Отбросив вышивание, я встала и подошла к умывальному столику, чтобы ополоснуть руку. Я отвлеклась совсем ненадолго, а когда обернулась — моя сестра уже вертелась перед зеркалом, нацепив на себя ожерелье с целой цепочкой.

— Ну зачем ты врешь, Кирия? — надула губы Стелла, поворачиваясь то одним боком, то другим, чтобы полюбоваться, как играют камни. — Ничего оно не порвано. Как? Мне идет?

— Идет, — ответила я, настороженно наблюдая за ней.

Что-то странное творилось вчера со мной, а сейчас я почувствовала холодок вдоль спины — как будто что-то (или кто-то?) предупреждал меня об опасности.

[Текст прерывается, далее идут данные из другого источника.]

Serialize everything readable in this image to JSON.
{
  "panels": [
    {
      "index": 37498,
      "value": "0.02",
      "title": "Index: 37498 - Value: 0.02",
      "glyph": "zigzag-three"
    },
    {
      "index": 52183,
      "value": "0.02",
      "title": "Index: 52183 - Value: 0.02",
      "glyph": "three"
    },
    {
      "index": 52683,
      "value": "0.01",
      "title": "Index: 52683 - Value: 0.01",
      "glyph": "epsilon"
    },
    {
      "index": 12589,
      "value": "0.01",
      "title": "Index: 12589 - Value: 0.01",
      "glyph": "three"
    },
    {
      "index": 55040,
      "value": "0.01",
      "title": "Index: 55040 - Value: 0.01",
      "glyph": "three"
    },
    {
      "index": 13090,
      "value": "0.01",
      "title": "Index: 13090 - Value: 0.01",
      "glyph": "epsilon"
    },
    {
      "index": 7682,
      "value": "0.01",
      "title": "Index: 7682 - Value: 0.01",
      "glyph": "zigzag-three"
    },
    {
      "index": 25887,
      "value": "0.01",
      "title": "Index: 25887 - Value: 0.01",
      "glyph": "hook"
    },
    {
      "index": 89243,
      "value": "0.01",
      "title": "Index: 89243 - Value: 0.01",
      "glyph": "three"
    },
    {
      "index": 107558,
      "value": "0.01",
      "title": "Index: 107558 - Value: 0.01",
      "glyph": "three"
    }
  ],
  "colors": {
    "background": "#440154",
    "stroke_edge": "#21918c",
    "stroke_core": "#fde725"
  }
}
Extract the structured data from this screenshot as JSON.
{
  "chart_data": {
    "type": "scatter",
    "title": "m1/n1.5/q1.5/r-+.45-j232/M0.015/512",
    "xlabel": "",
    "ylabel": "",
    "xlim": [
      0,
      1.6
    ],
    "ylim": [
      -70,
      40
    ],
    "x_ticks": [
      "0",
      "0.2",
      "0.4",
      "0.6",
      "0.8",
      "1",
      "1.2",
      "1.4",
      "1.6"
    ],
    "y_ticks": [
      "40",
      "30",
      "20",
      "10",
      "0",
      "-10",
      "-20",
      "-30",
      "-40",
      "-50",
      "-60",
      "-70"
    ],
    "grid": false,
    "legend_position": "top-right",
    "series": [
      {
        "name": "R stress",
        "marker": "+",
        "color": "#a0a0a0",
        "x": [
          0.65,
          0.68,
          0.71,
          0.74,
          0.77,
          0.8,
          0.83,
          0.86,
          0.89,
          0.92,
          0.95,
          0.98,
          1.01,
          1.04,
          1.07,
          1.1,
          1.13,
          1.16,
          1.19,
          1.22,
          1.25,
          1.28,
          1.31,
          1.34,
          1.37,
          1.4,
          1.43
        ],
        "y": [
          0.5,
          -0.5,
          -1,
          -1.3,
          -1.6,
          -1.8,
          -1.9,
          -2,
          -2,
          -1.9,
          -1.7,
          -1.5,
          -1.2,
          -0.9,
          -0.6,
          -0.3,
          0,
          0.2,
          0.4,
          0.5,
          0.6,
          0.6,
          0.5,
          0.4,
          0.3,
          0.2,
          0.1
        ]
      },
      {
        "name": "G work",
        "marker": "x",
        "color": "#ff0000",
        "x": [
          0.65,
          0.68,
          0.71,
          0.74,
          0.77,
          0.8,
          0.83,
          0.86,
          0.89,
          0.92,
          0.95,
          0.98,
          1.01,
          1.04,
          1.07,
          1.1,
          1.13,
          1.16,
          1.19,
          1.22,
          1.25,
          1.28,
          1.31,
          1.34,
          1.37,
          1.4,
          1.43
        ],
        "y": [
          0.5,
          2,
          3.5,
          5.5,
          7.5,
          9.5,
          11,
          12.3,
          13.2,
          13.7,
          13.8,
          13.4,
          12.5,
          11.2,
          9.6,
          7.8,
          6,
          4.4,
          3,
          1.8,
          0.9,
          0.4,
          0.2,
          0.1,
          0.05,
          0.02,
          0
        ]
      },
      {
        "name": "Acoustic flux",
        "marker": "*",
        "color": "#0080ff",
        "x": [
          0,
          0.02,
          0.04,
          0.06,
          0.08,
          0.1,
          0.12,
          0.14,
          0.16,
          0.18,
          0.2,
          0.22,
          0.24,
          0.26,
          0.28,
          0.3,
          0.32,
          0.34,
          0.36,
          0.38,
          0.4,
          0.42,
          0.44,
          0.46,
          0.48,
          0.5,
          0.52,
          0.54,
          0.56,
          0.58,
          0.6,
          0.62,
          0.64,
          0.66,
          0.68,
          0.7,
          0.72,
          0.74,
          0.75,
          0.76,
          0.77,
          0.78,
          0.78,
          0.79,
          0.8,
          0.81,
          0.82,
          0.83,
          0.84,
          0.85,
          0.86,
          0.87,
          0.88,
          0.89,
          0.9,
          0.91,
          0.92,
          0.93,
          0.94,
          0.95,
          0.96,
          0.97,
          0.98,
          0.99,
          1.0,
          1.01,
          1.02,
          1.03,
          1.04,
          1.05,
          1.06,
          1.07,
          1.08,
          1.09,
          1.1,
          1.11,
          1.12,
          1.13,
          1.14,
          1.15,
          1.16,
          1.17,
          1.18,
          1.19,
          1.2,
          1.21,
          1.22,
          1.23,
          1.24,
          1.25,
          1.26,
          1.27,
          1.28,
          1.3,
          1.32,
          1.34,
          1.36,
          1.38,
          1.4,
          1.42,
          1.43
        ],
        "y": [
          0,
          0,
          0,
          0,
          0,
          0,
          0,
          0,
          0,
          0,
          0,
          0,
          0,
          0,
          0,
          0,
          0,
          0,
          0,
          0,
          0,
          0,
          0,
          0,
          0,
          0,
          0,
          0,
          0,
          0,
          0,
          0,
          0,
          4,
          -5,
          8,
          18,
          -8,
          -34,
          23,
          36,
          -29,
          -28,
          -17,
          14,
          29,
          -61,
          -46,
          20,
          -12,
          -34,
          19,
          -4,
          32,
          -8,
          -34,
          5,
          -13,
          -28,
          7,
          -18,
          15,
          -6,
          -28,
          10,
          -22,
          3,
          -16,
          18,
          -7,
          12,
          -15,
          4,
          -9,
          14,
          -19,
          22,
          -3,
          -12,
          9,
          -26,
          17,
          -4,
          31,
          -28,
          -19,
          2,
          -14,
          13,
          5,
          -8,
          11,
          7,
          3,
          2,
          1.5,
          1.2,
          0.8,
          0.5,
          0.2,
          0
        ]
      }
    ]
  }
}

— Скажи-ка, — я подошла к Стелле, которая оттягивала ворот платья, чтобы посмотреть, как камни смотрятся на коже, — тебе не горячо от него? — я небрежно кивнула на ожерелье.

— Горячо? — сестра округлила глаза и пухлые губы. — Совсем нет. С чего бы было горячо?

Но я помнила, как золото прижгло мне ключицы! Или, может, это было потому, что я забралась в горячую ванну?..

— Кстати, что с Ольрун? — спросила я.

Разумеется, меня мало интересовала дурочка Ольрун, устроившая такое представление в церкви, но спрашивать Стеллу напрямик: «Что ты думаешь о моем вчерашнем поведении? Тебе не кажется, что я чуток спятила?» — было бы невероятной глупостью, поэтому я начала издалека, продолжая внимательно разглядывать сестру. А еще больше — это кровавое ожерелье, что она нацепила себе на шею.

Цепочка и в самом деле была толстой — разве ее можно легко порвать? Так легко, как я сделала это вчера?.. У меня никогда не было золотых цепочек, поэтому я понятия не имела, насколько легко они рвутся.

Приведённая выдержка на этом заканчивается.